Weltweit suchen rund 80 Forschergruppen nach einem Coronaimpfstoff. Ist so eine sinnvolle Kooperation möglich?
Ja. Es ist immer von Vorteil, verschiedene Optionen zu prüfen. Aber man muss miteinander statt gegeneinander arbeiten. Wir müssen das fördern. Bei der Vergabe von Forschungsgeldern könnte man etwa stärker berücksichtigen, wie effizient Forscher zusammenarbeiten. Leider wird oft das Gegenteil praktiziert. Die Wissenschaftsmagazine «Science» und «Nature» verboten etwa Ebolaforschern, die bei ihnen veröffentlichten, ihre Arbeiten vorher offen miteinander auszutauschen. Das ist bedenklich.
Wann wird ein Coronaimpfstoff einsatzbereit sein?
Frühestens in 12 bis 18 Monaten, wenn alles optimal läuft. Normalerweise dauert die Entwicklung 5 bis
7 Jahre. Manches lässt sich aber beschleunigen.

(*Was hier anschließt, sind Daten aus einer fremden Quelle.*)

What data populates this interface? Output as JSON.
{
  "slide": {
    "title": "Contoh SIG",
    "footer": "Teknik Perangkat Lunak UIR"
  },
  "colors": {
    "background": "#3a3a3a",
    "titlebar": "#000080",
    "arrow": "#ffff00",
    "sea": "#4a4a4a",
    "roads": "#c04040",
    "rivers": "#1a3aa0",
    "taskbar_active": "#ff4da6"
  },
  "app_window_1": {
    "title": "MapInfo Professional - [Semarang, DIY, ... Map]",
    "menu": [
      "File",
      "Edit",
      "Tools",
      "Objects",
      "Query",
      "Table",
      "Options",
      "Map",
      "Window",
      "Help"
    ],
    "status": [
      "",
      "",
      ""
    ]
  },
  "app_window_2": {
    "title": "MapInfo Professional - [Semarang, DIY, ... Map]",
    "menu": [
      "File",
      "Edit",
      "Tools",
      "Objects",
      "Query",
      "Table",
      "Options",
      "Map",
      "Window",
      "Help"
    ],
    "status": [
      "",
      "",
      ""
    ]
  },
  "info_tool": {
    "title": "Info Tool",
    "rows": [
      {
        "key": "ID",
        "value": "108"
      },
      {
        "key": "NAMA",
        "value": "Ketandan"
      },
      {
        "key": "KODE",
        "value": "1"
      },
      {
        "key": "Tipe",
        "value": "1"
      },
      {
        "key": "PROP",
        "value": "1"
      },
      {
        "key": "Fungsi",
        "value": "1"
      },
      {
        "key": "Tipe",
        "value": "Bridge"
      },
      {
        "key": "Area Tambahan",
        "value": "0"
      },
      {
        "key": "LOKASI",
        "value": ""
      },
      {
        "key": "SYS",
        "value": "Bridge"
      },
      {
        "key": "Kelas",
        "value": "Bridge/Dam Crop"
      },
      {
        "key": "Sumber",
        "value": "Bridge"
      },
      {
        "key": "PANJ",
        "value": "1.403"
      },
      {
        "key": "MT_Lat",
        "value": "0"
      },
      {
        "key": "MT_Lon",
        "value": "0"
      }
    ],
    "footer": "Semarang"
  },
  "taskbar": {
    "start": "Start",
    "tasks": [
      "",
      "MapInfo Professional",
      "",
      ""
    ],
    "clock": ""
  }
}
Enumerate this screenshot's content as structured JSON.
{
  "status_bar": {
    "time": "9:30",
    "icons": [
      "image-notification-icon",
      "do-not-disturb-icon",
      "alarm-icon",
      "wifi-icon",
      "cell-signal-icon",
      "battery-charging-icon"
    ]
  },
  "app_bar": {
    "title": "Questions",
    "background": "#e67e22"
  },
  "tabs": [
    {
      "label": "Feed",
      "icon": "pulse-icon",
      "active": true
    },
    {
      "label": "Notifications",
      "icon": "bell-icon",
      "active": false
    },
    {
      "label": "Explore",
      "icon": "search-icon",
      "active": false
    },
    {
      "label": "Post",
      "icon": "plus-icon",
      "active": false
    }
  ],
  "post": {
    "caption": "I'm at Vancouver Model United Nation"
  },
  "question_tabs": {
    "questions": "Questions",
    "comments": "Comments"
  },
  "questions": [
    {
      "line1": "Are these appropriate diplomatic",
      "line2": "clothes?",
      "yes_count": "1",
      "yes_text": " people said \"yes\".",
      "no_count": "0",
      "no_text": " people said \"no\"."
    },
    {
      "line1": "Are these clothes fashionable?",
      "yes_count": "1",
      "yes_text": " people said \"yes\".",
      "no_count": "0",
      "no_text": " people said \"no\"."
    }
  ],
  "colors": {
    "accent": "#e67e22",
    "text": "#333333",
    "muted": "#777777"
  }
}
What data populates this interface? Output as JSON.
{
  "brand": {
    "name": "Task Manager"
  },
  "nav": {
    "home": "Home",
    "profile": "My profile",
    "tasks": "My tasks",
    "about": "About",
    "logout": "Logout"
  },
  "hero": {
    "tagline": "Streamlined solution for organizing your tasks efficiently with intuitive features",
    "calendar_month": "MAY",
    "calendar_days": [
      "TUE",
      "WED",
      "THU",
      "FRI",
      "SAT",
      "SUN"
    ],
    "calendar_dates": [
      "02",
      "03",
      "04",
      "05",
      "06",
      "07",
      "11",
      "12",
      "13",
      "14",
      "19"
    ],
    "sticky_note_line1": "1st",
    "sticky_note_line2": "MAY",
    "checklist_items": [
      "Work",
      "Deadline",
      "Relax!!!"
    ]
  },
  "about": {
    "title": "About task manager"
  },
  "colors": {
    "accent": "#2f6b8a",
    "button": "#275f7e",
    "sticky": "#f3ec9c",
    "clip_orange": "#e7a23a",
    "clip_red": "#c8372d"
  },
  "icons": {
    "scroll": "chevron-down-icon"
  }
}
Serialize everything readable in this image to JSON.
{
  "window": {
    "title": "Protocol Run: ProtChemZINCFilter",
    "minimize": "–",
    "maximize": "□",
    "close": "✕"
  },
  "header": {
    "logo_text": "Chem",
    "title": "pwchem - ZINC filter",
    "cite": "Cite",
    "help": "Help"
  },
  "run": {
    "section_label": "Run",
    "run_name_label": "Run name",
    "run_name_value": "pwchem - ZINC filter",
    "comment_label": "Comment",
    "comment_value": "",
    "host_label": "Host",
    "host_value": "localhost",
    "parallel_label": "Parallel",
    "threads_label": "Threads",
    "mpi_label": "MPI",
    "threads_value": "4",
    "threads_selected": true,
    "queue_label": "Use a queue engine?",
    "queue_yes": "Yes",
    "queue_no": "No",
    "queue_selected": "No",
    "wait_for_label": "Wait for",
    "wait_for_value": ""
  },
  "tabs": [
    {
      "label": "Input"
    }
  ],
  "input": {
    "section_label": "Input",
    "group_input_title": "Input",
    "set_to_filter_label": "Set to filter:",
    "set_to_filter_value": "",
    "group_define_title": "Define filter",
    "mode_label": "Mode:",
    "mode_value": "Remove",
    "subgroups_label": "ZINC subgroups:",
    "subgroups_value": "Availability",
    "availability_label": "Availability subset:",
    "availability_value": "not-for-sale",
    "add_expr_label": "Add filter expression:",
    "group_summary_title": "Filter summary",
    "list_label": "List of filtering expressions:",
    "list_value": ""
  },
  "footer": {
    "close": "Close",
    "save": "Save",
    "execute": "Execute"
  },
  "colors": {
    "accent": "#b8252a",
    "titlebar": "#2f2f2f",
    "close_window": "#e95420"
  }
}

Als wir einen ersten Impfstoff gegen Malaria entwickelten, führten wir einzelne Testphasen kontinuierlich und überlappend statt hintereinander durch. Behörden können ebenfalls schneller arbeiten. Entscheidend bleibt: Auch in Notsituationen müssen wir die Wirksamkeit, Sicherheit und Verträglichkeit eines Impfstoffs sorgfältig in klinischen Studien an Menschen prüfen.